Family as Community
Family is as celebrated as it is mocked. “The family is coming—better stock up on wine!” There was that SNL short about the family arguing about politics and other “hot topics” over Thanksgiving before an Adele song brought them together. Family is often portrayed as a prickly burden.
Sometimes it is hard to be tied to people you would not choose as friends, or whose life choices cause you to worry or despair. Other times it is a relief to know that no matter what you do, whether you color your hair lavender, say something hateful, or rob a bank, your family is still tied to you. Even if you are the one causing worry or despair. Family is for better or for worse, with lower stakes than marriage.
There are many types of intelligence sitting around the table, many narratives coming together and diverging, many expectations (and perhaps misjudging) of the person we pass the potatoes to. My family is a whole world of stories and beliefs, and I am one citizen among them.
My family knows me and they don’t. Do you ever feel like that? Our shared history is something that the people sitting across the table at Friendsgiving or Friendsmas will never get.
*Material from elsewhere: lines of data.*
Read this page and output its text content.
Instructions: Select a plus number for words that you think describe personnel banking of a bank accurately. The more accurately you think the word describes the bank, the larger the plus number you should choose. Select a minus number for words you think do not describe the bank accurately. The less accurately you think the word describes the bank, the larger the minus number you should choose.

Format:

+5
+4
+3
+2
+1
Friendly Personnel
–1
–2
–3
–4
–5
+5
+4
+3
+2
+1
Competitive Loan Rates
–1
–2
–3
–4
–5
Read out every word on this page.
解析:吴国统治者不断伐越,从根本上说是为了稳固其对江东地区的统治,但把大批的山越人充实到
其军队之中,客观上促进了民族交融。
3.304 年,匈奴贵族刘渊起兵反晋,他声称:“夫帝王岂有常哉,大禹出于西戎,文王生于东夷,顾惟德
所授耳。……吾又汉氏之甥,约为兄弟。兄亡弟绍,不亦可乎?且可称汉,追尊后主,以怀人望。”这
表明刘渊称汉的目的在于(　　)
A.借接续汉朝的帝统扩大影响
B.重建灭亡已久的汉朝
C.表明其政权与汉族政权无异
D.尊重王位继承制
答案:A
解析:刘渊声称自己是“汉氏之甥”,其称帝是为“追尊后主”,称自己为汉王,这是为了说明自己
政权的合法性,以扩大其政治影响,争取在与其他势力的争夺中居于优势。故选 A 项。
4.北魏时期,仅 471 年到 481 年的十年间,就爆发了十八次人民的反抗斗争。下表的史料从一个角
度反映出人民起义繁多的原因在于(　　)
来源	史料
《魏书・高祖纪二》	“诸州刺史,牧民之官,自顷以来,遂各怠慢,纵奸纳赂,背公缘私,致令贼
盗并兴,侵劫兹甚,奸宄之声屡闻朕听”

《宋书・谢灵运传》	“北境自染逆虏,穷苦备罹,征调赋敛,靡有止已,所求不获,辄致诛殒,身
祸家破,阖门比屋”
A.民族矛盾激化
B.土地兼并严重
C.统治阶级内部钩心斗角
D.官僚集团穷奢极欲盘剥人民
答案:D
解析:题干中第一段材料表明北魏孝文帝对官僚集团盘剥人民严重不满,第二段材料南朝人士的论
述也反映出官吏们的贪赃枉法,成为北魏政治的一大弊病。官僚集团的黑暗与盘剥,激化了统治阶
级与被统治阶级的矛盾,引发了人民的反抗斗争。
My family knew my parents before they were parents. They knew me as a little kid. They have known me the longest and yet they don't fully understand my humor, my accomplishments, my faults, or what I am like as a friend.
I, in turn, will never know fully each of my family members. I do not know how they joke with their coworkers, what their dreams are, what they regret, what’s on their real wish list, what’s the first thing they do when they get off work, or what they truly want to talk about over Christmas tamales. I know only who they are to me: a place, a home, a context, a community in which no matter where I go or how long it's been, I belong.